Sony distributes malicious software; cheaters rejoice

It was all over the tech news sites yesterday and Wednesday. Sony has distributed malicious software, known as malware, on some of its CDs.
The software involved is something called a rootkit. It's a program that hides files from the computer's operating system. In order to listen to Sony's copy protected CDs on a computer (the one that started this was Get Right by the Man by the Van Zant brothers) you have to use the media player that comes on the CD. If you load the CD into your CD-ROM drive, it installs the player, the rootkit, and several other files on your computer. The rootkit hides the files, and any associated directories, from your operating system. The files and the player prevent you from copying the CD more than 3 times. They are hidden so people can't simply disable the player and copy the CD.

A lot of people are upset about this, and not just folk who want to copy CDs. The security expert that found the rootkit discovered two important facts:
  1. The rootkit ate up between 1% and 2% of his CPU usage, mostly due to poor programming. The program will impair your computer's performance.
  2. It's almost impossible for the average user to uninstall the rootkit. The above average user who makes use of standard deletion techniques could cripple their computer!
So, in order to play Sony's music from a copy protected CD, you have to install poorly written software that could wreck your set up if you tried to uninstall it!

Mark's Sysinternals Blog has the technical details of how he discovered the rootkit program at http://www.sysinternals.com/blog/.

The software is similar to that used by hackers to hide viruses and spyware. If it was distributed widely, Sony would have put a hacker tool on every computer playing their CDs. The tool has already been used for malicious deeds. There's a game called World of Warcraft. You can play it online. To prevent players from cheating the game with cheating programs, Bungie
— the company that runs the game — scans players' computers for cheat files. This is, itself, controversial.

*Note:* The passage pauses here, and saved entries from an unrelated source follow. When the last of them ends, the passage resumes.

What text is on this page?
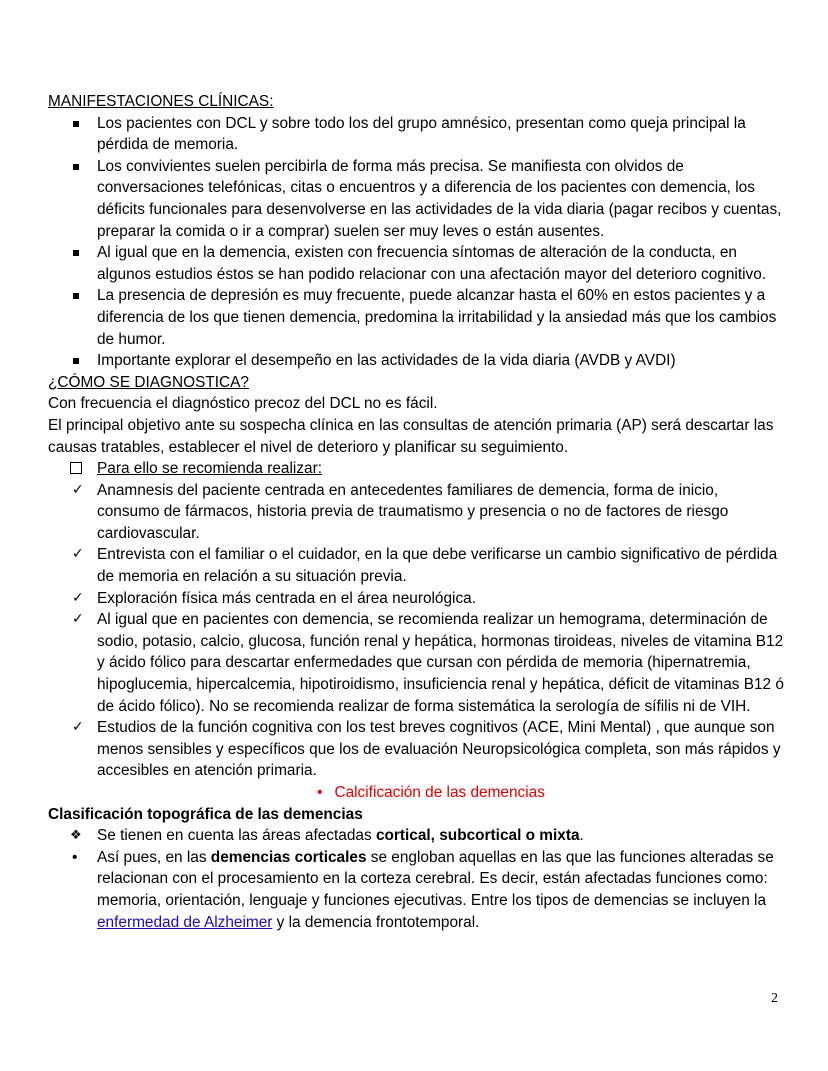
MANIFESTACIONES CLÍNICAS:
Los pacientes con DCL y sobre todo los del grupo amnésico, presentan como queja principal la pérdida de memoria.
Los convivientes suelen percibirla de forma más precisa. Se manifiesta con olvidos de conversaciones telefónicas, citas o encuentros y a diferencia de los pacientes con demencia, los déficits funcionales para desenvolverse en las actividades de la vida diaria (pagar recibos y cuentas, preparar la comida o ir a comprar) suelen ser muy leves o están ausentes.
Al igual que en la demencia, existen con frecuencia síntomas de alteración de la conducta, en algunos estudios éstos se han podido relacionar con una afectación mayor del deterioro cognitivo.
La presencia de depresión es muy frecuente, puede alcanzar hasta el 60% en estos pacientes y a diferencia de los que tienen demencia, predomina la irritabilidad y la ansiedad más que los cambios de humor.
Importante explorar el desempeño en las actividades de la vida diaria (AVDB y AVDI)
¿CÓMO SE DIAGNOSTICA?
Con frecuencia el diagnóstico precoz del DCL no es fácil.
El principal objetivo ante su sospecha clínica en las consultas de atención primaria (AP) será descartar las causas tratables, establecer el nivel de deterioro y planificar su seguimiento.
Para ello se recomienda realizar:
✓ Anamnesis del paciente centrada en antecedentes familiares de demencia, forma de inicio, consumo de fármacos, historia previa de traumatismo y presencia o no de factores de riesgo cardiovascular.
✓ Entrevista con el familiar o el cuidador, en la que debe verificarse un cambio significativo de pérdida de memoria en relación a su situación previa.
✓ Exploración física más centrada en el área neurológica.
✓ Al igual que en pacientes con demencia, se recomienda realizar un hemograma, determinación de sodio, potasio, calcio, glucosa, función renal y hepática, hormonas tiroideas, niveles de vitamina B12 y ácido fólico para descartar enfermedades que cursan con pérdida de memoria (hipernatremia, hipoglucemia, hipercalcemia, hipotiroidismo, insuficiencia renal y hepática, déficit de vitaminas B12 ó de ácido fólico). No se recomienda realizar de forma sistemática la serología de sífilis ni de VIH.
✓ Estudios de la función cognitiva con los test breves cognitivos (ACE, Mini Mental) , que aunque son menos sensibles y específicos que los de evaluación Neuropsicológica completa, son más rápidos y accesibles en atención primaria.
• Calcificación de las demencias
Clasificación topográfica de las demencias
❖ Se tienen en cuenta las áreas afectadas cortical, subcortical o mixta.
Así pues, en las demencias corticales se engloban aquellas en las que las funciones alteradas se relacionan con el procesamiento en la corteza cerebral. Es decir, están afectadas funciones como: memoria, orientación, lenguaje y funciones ejecutivas. Entre los tipos de demencias se incluyen la enfermedad de Alzheimer y la demencia frontotemporal.
2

Anyway, some players are using the rootkit distributed by Sony to hide cheat programs while playing World of Warcraft!

The Security Focus website has an article on the World of Warcraft issue at http://www.securityfocus.com/brief/34.

Sony is apparently "fixing" the issue with a version of copy protection that doesn't use rootkit, and they have delete instructions on their web site. That's little consolation for the havoc this could cause.